Kolonialismus im Bücherschrank

21.04.2023 Marcel Brüntrup

Christiane Cantauw

In vielen Bücherschränken finden sich bei näherem Hinsehen Publikationen aus und über die Kolonialzeit. Das hat sich auch im Zuge eines Aufrufs bestätigt, den die Kommission Alltagskulturforschung gemeinsam mit dem Westfälischen Heimatbund (WHB) 2022 zum Thema „Kolonialismus vom Dachboden: Beute, Andenken, Geschenke“ veröffentlicht hat. Neben vielem anderen fand sich in den westfälisch-lippischen Privathaushalten auch eine Reihe von Veröffentlichungen, die noch aus der deutschen Kolonialzeit stammen. 

Ein Buch soll im Folgenden vorgestellt werden. Es fand sich neben elf weiteren Publikationen im Bücherschrank des Vaters der Schwestern Ulrike B. und Sabine T.

Das Buch „Deutschlands Kolonien“ von Willy Scheel erschien 1912 in einer Auflage von 400.000 Exemplaren und sollte über Text und Bild vor allem die nachwachsende Generation für die koloniale Sache begeistern. (Foto: Archiv für Alltagskultur)
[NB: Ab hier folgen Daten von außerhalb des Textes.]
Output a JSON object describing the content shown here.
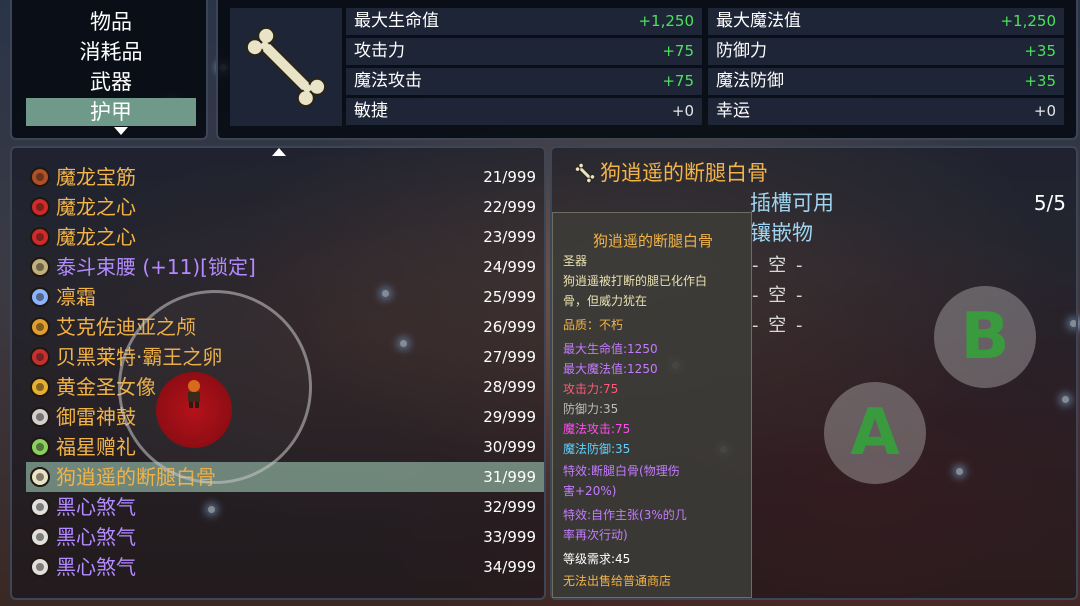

Soweit sich die Geschwister erinnern, hatte sich ihr Vater Arthur P. (1922 – 1986) Zeit seines Lebens sehr für die Kolonien interessiert. Als Junge habe er es in Erwägung gezogen, nach Übersee auszuwandern. Dazu ist es nicht gekommen – nicht zuletzt auch deshalb, weil Deutschland seine Kolonien 1919 infolge des Versailler Vertrags abgeben musste. Das Fernweh von Arthur P. blieb bestehen, fand seinen Niederschlag nun in einschlägiger Lektüre, für die er sich auch aus dem Bücherschrank seines Vaters, Karl P. (1894 – 1958) bediente. Dementsprechend fanden sich in seinem Besitz aus den Jahren 1912 bis 1984  Autobiografien, etwa die des „Seeteufels“ Felix Graf von Luckner: Vom Schiffsjungen zum Kapitän, Leipzig 1921 oder der Bericht über eine Missionsfamilie in Nord-China in der Verfolgungszeit im Jahr 1900 von C. H. S. Green: Oftmals im Tode, Barmen 1914, Romane wie der reich bebilderte von Alfred Funke: Schwarz-weiss-rot über Ostafrika, Hannover 1933, Sachbücher, zum Beispiel das Buch von Gustav Adolf Gedat: Was wird aus diesem Afrika? Erlebter Kampf um einen Erdteil, 2. Aufl., Stuttgart 1938 und Ratgeber wie der von dem langjährigen Dozenten an der Deutschen Kolonialschule Adolf von Duisburg: Wer will in die Kolonien? Ein Wegweiser zur kolonialen Arbeit, Berlin 1938.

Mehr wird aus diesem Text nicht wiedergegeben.